Location
- 309 Avenue D Penelope, Texas 76676 United States 31°51′41″N 96°55′50″W﻿ / ﻿31.861512°N 96.930646°W

Information
- School type: Public high school
- School district: Penelope Independent School District
- Principal: Sherry Hueske
- Teaching staff: 19.00 (FTE)
- Grades: PK-12
- Enrollment: 212 (2023–2024)
- Student to teacher ratio: 11.16
- Colors: Red & White
- Athletics conference: UIL Class A
- Mascot: Wolverine
- Website: Penelope High School website

= Penelope High School =

Penelope High School is a 1A public high school located in Penelope, Texas (USA). It is part of the Penelope Independent School District located in north central Hill County.
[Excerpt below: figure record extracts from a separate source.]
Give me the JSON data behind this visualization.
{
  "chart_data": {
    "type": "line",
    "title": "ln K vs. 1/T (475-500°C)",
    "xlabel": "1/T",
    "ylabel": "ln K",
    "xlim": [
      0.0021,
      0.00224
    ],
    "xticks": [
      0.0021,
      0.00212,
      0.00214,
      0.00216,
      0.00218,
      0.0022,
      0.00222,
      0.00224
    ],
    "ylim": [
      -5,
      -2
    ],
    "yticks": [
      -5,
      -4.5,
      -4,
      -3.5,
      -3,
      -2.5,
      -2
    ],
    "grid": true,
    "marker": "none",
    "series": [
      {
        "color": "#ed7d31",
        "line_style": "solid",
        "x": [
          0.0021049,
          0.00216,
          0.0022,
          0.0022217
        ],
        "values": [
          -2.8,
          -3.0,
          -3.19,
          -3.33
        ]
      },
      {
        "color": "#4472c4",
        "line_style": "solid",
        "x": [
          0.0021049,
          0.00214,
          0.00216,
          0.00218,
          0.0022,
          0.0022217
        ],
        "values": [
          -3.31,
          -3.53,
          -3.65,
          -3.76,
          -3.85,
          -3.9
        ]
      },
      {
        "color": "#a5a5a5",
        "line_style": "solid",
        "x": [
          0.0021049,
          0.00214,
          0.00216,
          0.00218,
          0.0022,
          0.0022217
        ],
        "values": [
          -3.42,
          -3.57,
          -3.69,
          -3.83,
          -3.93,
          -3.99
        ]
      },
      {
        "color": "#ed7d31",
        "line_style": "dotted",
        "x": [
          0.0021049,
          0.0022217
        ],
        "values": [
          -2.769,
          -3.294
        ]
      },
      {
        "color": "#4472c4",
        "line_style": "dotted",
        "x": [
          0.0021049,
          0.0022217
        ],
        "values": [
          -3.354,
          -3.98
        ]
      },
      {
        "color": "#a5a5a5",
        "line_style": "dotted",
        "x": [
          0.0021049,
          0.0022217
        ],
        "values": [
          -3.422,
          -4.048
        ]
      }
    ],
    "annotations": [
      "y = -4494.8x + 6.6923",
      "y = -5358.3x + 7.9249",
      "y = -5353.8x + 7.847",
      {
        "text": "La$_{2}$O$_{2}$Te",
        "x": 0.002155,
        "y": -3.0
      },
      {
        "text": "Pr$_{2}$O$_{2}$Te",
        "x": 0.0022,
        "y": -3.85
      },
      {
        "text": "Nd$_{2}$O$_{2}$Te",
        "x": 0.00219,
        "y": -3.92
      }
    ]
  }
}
In 2011, the school was rated "Academically Acceptable" by the Texas Education Agency.

==Athletics==
The Penelope Wolverines compete in the following sports:

- Basketball
- Cross Country
- 6-Man Football
- Track and Field
- Volleyball

The school and town were chronicled in the book "Where Dreams Die Hard" by Carlton Stowers, which follows the school football team for an entire season (after dropping the sport for 40 years, the school resumed play in 2000). In 2007, Penelope made the football playoffs for the first time in school history, though it lost in the first round.